Beth Gugino - The Pennsylvania State University, Plant Pathology, University Park , Pennsylvania, United States.
Sara Lebiush - Gilat Research Center, Plant Pathology and Weed Research, M.P. Negev, Israel.
Marina Hazanovsky - Gilat Research Center, Plant Pathology and Weed Research, M.P. Negev, Israel.
Michael G Milgroom - Cornell Univ, Plant Pathology Dept, 334 Plant Science Building, Ithaca, New York, United States, 14853-4203.
María Del Mar Jiménez-Gasco - Pennsylvania State University, Plant Pathology and Environmental Microbiology, 309 Buckhout Lab, The Pennsylvania State University, University Park, Pennsylvania, United States, 16802.

Genetic differentiation of Verticillium dahliae populations recovered from symptomatic and asymptomatic hosts

Verticillium dahliae is a soilborne fungal pathogen affecting many economically-important crops that can also infect weeds and rotational crops with no apparent disease symptoms. The main goal was to test the hypothesis that V. dahliae populations recovered from asymptomatic rotational crops and weed species are genetically distinct from those recovered from symptomatic hosts. We collected V. dahliae isolates from symptomatic and asymptomatic hosts growing in fields with histories of Verticillium wilt of potato in Israel and Pennsylvania (PA, US), and used genotyping-by-sequencing (GBS) to analyze the evolutionary history and genetic differentiation between populations of different hosts.
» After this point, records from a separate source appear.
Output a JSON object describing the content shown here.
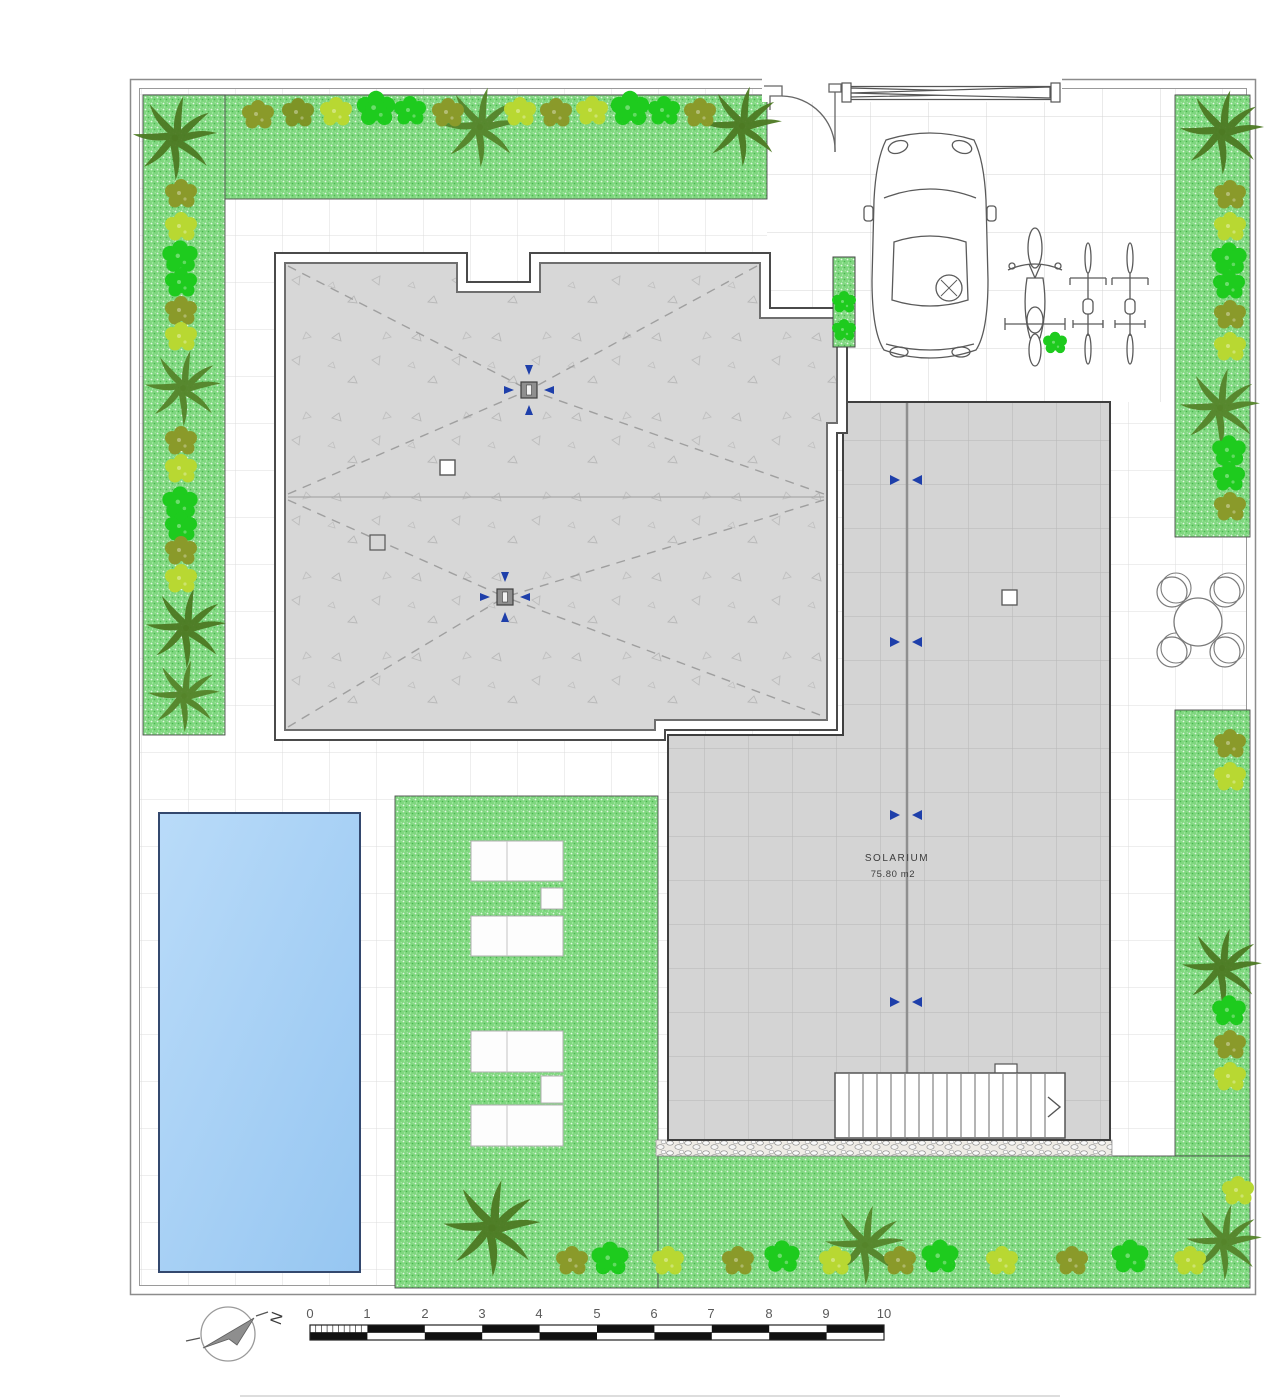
{
  "plan": {
    "solarium": {
      "label": "SOLARIUM",
      "area": "75.80 m2"
    },
    "scale_bar": {
      "labels": [
        "0",
        "1",
        "2",
        "3",
        "4",
        "5",
        "6",
        "7",
        "8",
        "9",
        "10"
      ]
    },
    "north_arrow": {
      "label": "N"
    }
  },
  "colors": {
    "grass": "#7FD77F",
    "roof_concrete": "#D7D7D7",
    "solarium_tile": "#D4D4D4",
    "pool_water": "#A9D2F6",
    "drain_arrow_blue": "#1E3FAA",
    "bush_olive": "#8A9A2A",
    "bush_yellow_green": "#B8D832",
    "bush_bright_green": "#1ECB1E",
    "palm_green": "#4D7A23",
    "outline_dark": "#444444"
  }
}
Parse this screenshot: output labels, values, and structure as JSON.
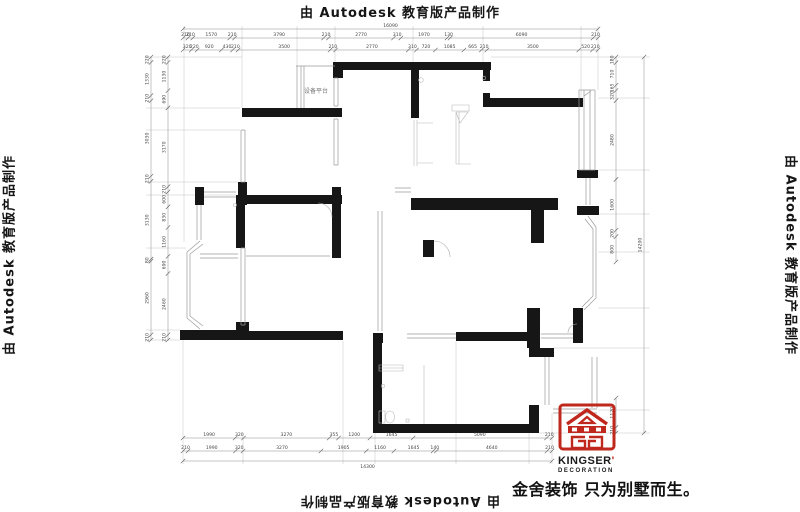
{
  "watermark": {
    "text": "由 Autodesk 教育版产品制作"
  },
  "plan": {
    "platform_label": "设备平台"
  },
  "branding": {
    "name": "KINGSER",
    "apostrophe": "'",
    "subtitle": "DECORATION",
    "slogan": "金舍装饰 只为别墅而生。"
  },
  "colors": {
    "wall": "#161616",
    "brand_red": "#c0281e",
    "dim_text": "#444444",
    "line_light": "#9a9a9a"
  },
  "dimensions": {
    "top": {
      "total": [
        "16090"
      ],
      "row1": [
        "210",
        "210",
        "1570",
        "210",
        "3790",
        "210",
        "2770",
        "310",
        "1970",
        "130",
        "6090",
        "210"
      ],
      "row2": [
        "320",
        "220",
        "920",
        "430",
        "210",
        "3500",
        "210",
        "2770",
        "310",
        "720",
        "1085",
        "665",
        "210",
        "3500",
        "520",
        "210"
      ]
    },
    "bottom": {
      "row1": [
        "1990",
        "320",
        "3270",
        "355",
        "1200",
        "1645",
        "5090",
        "210"
      ],
      "row2": [
        "210",
        "1990",
        "320",
        "3270",
        "1905",
        "1160",
        "1645",
        "140",
        "4640",
        "210"
      ],
      "total": [
        "14300"
      ]
    },
    "left": {
      "outer": [
        "220",
        "1330",
        "210",
        "3030",
        "210",
        "3130",
        "80",
        "2960",
        "210"
      ],
      "inner": [
        "220",
        "1130",
        "690",
        "3170",
        "210",
        "600",
        "830",
        "1160",
        "690",
        "2460",
        "210"
      ]
    },
    "right": {
      "inner": [
        "180",
        "710",
        "165",
        "320",
        "2480",
        "1600",
        "200",
        "800"
      ],
      "lower": [
        "1120",
        "210"
      ],
      "outer": [
        "14200"
      ]
    }
  }
}
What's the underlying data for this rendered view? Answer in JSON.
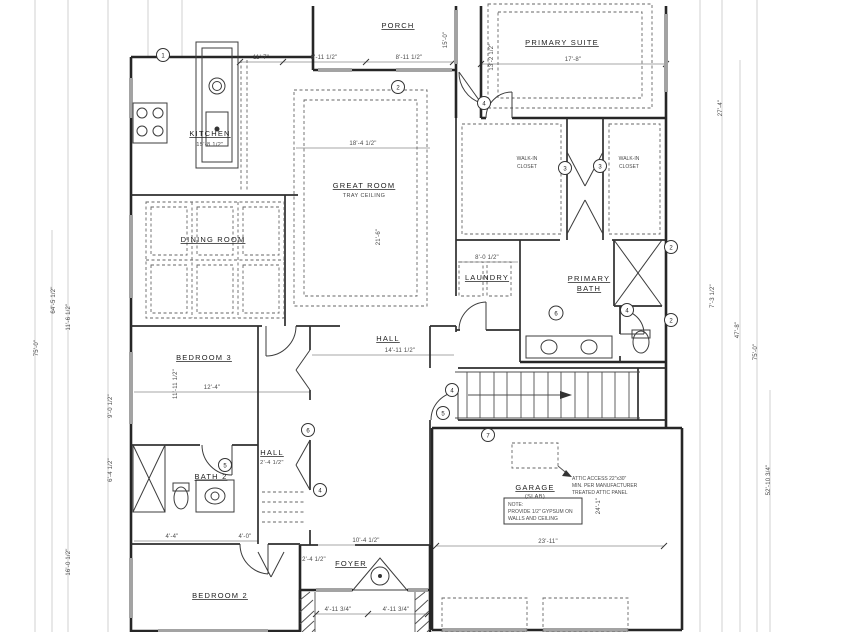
{
  "rooms": {
    "porch": "PORCH",
    "primary_suite": "PRIMARY SUITE",
    "kitchen": "KITCHEN",
    "kitchen_dim": "15'-8 1/2\"",
    "great_room": "GREAT ROOM",
    "great_room_sub": "TRAY CEILING",
    "dining_room": "DINING ROOM",
    "laundry": "LAUNDRY",
    "primary_bath1": "PRIMARY",
    "primary_bath2": "BATH",
    "bedroom3": "BEDROOM 3",
    "hall_upper": "HALL",
    "hall_lower": "HALL",
    "hall_lower_dim": "2'-4 1/2\"",
    "bath2": "BATH 2",
    "garage": "GARAGE",
    "garage_sub": "(SLAB)",
    "foyer": "FOYER",
    "bedroom2": "BEDROOM 2",
    "wic1a": "WALK-IN",
    "wic1b": "CLOSET",
    "wic2a": "WALK-IN",
    "wic2b": "CLOSET"
  },
  "dims": {
    "top_a": "11'-7\"",
    "top_b": "8'-11 1/2\"",
    "top_c": "8'-11 1/2\"",
    "porch_depth": "15'-0\"",
    "suite_w": "17'-8\"",
    "suite_side": "13'-2 1/2\"",
    "great_w": "18'-4 1/2\"",
    "great_h": "21'-6\"",
    "laundry_w": "8'-0 1/2\"",
    "hall_w": "14'-11 1/2\"",
    "bed3_w": "12'-4\"",
    "bed3_h": "11'-11 1/2\"",
    "bath2_a": "4'-4\"",
    "bath2_b": "4'-0\"",
    "foyer_w": "10'-4 1/2\"",
    "foyer_a": "2'-4 1/2\"",
    "garage_w": "23'-11\"",
    "garage_h": "24'-1\"",
    "stoop_a": "4'-11 3/4\"",
    "stoop_b": "4'-11 3/4\"",
    "left_total": "75'-0\"",
    "left_a": "64'-5 1/2\"",
    "left_b": "11'-6 1/2\"",
    "left_c": "9'-0 1/2\"",
    "left_d": "6'-4 1/2\"",
    "left_e": "16'-0 1/2\"",
    "right_a": "27'-4\"",
    "right_b": "7'-3 1/2\"",
    "right_c": "47'-8\"",
    "right_total": "75'-0\"",
    "right_d": "52'-10 3/4\""
  },
  "notes": {
    "attic1": "ATTIC ACCESS 22\"x30\"",
    "attic2": "MIN. PER MANUFACTURER",
    "attic3": "TREATED ATTIC PANEL",
    "note_title": "NOTE:",
    "note1": "PROVIDE 1/2\" GYPSUM ON",
    "note2": "WALLS AND CEILING"
  },
  "keynotes": {
    "a": "1",
    "b": "2",
    "c": "4",
    "d": "3",
    "e": "3",
    "f": "6",
    "g": "4",
    "h": "4",
    "i": "5",
    "j": "6",
    "k": "5",
    "l": "4",
    "m": "7",
    "n": "2",
    "o": "2"
  }
}
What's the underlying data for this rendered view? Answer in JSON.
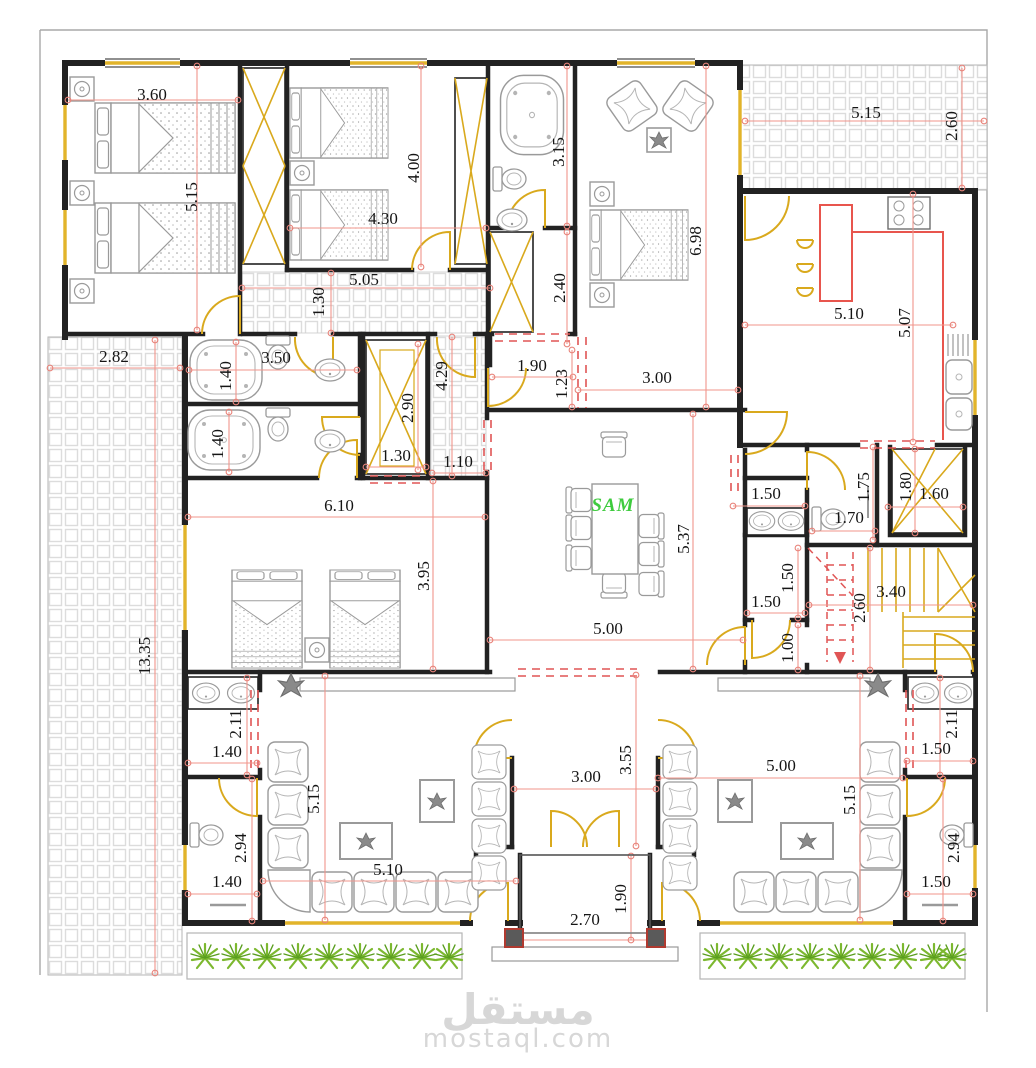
{
  "document": {
    "type": "architectural-floor-plan",
    "table_text": "SAM"
  },
  "watermark": {
    "arabic": "مستقل",
    "latin": "mostaql.com"
  },
  "colors": {
    "wall": "#222222",
    "door": "#d9a91d",
    "window": "#e2b42a",
    "dimension_line": "#f0958b",
    "dimension_text": "#151515",
    "dashed_opening": "#e05555",
    "tile_grid": "#dcdcdc",
    "furniture": "#9a9a9a",
    "kitchen_counter": "#e8554d",
    "plant_green": "#7cb82f",
    "table_text_green": "#3ecb3e",
    "watermark_gray": "#d7d7d7",
    "column_dark": "#5a5a5a"
  },
  "labels": [
    {
      "t": "3.60",
      "x": 152,
      "y": 95,
      "r": 0
    },
    {
      "t": "5.15",
      "x": 192,
      "y": 197,
      "r": 1
    },
    {
      "t": "4.30",
      "x": 383,
      "y": 219,
      "r": 0
    },
    {
      "t": "4.00",
      "x": 414,
      "y": 168,
      "r": 1
    },
    {
      "t": "5.05",
      "x": 364,
      "y": 280,
      "r": 0
    },
    {
      "t": "1.30",
      "x": 319,
      "y": 302,
      "r": 1
    },
    {
      "t": "3.15",
      "x": 559,
      "y": 152,
      "r": 1
    },
    {
      "t": "2.40",
      "x": 560,
      "y": 288,
      "r": 1
    },
    {
      "t": "6.98",
      "x": 696,
      "y": 241,
      "r": 1
    },
    {
      "t": "3.00",
      "x": 657,
      "y": 378,
      "r": 0
    },
    {
      "t": "5.15",
      "x": 866,
      "y": 113,
      "r": 0
    },
    {
      "t": "2.60",
      "x": 952,
      "y": 126,
      "r": 1
    },
    {
      "t": "5.10",
      "x": 849,
      "y": 314,
      "r": 0
    },
    {
      "t": "5.07",
      "x": 905,
      "y": 323,
      "r": 1
    },
    {
      "t": "2.82",
      "x": 114,
      "y": 357,
      "r": 0
    },
    {
      "t": "13.35",
      "x": 145,
      "y": 656,
      "r": 1
    },
    {
      "t": "1.40",
      "x": 226,
      "y": 376,
      "r": 1
    },
    {
      "t": "3.50",
      "x": 276,
      "y": 358,
      "r": 0
    },
    {
      "t": "1.40",
      "x": 218,
      "y": 444,
      "r": 1
    },
    {
      "t": "2.90",
      "x": 408,
      "y": 408,
      "r": 1
    },
    {
      "t": "1.30",
      "x": 396,
      "y": 456,
      "r": 0
    },
    {
      "t": "4.29",
      "x": 442,
      "y": 376,
      "r": 1
    },
    {
      "t": "1.10",
      "x": 458,
      "y": 462,
      "r": 0
    },
    {
      "t": "1.90",
      "x": 532,
      "y": 366,
      "r": 0
    },
    {
      "t": "1.23",
      "x": 562,
      "y": 384,
      "r": 1
    },
    {
      "t": "6.10",
      "x": 339,
      "y": 506,
      "r": 0
    },
    {
      "t": "3.95",
      "x": 424,
      "y": 576,
      "r": 1
    },
    {
      "t": "SAM",
      "x": 613,
      "y": 506,
      "r": 0,
      "c": "sam"
    },
    {
      "t": "5.37",
      "x": 684,
      "y": 539,
      "r": 1
    },
    {
      "t": "5.00",
      "x": 608,
      "y": 629,
      "r": 0
    },
    {
      "t": "1.50",
      "x": 766,
      "y": 494,
      "r": 0
    },
    {
      "t": "1.70",
      "x": 849,
      "y": 518,
      "r": 0
    },
    {
      "t": "1.75",
      "x": 864,
      "y": 487,
      "r": 1
    },
    {
      "t": "1.80",
      "x": 906,
      "y": 487,
      "r": 1
    },
    {
      "t": "1.60",
      "x": 934,
      "y": 494,
      "r": 0
    },
    {
      "t": "1.50",
      "x": 766,
      "y": 602,
      "r": 0
    },
    {
      "t": "1.50",
      "x": 788,
      "y": 578,
      "r": 1
    },
    {
      "t": "2.60",
      "x": 860,
      "y": 608,
      "r": 1
    },
    {
      "t": "3.40",
      "x": 891,
      "y": 592,
      "r": 0
    },
    {
      "t": "1.00",
      "x": 788,
      "y": 648,
      "r": 1
    },
    {
      "t": "2.11",
      "x": 236,
      "y": 724,
      "r": 1
    },
    {
      "t": "1.40",
      "x": 227,
      "y": 752,
      "r": 0
    },
    {
      "t": "2.94",
      "x": 241,
      "y": 848,
      "r": 1
    },
    {
      "t": "1.40",
      "x": 227,
      "y": 882,
      "r": 0
    },
    {
      "t": "5.15",
      "x": 314,
      "y": 799,
      "r": 1
    },
    {
      "t": "5.10",
      "x": 388,
      "y": 870,
      "r": 0
    },
    {
      "t": "3.00",
      "x": 586,
      "y": 777,
      "r": 0
    },
    {
      "t": "3.55",
      "x": 626,
      "y": 760,
      "r": 1
    },
    {
      "t": "2.70",
      "x": 585,
      "y": 920,
      "r": 0
    },
    {
      "t": "1.90",
      "x": 621,
      "y": 899,
      "r": 1
    },
    {
      "t": "5.00",
      "x": 781,
      "y": 766,
      "r": 0
    },
    {
      "t": "5.15",
      "x": 850,
      "y": 800,
      "r": 1
    },
    {
      "t": "2.11",
      "x": 952,
      "y": 724,
      "r": 1
    },
    {
      "t": "1.50",
      "x": 936,
      "y": 749,
      "r": 0
    },
    {
      "t": "2.94",
      "x": 954,
      "y": 848,
      "r": 1
    },
    {
      "t": "1.50",
      "x": 936,
      "y": 882,
      "r": 0
    }
  ]
}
A phylogeny inferred from 26,934 SNPs in 126 V. dahliae isolates displayed a highly clonal structure correlated with vegetative compatibility groups, and isolates grouped in lineages 2A, 2B824, 4A and 4B, with 77% of the isolates in lineage 4B. The lineages identified in this study were differentiated by host of origin; we found 2A, 2B, and 4A only in symptomatic hosts, but isolates from asymptomatic hosts (weeds, oat, and sorghum) grouped exclusively within lineage 4B, and were genetically indistinguishable from 4B isolates sampled from symptomatic hosts (potato, eggplant, and avocado). Using coalescent analysis of 158 SNPs of lineage 4B, we inferred a genealogy with clades that correlated with geographic origin. In contrast, isolates from asymptomatic and symptomatic hosts shared some of the same haplotypes and were not differentiated. We conclude that asymptomatic weeds and rotational hosts may be potential reservoirs for V. dahliae populations of lineage 4B, which are pathogenic to many cultivated hosts.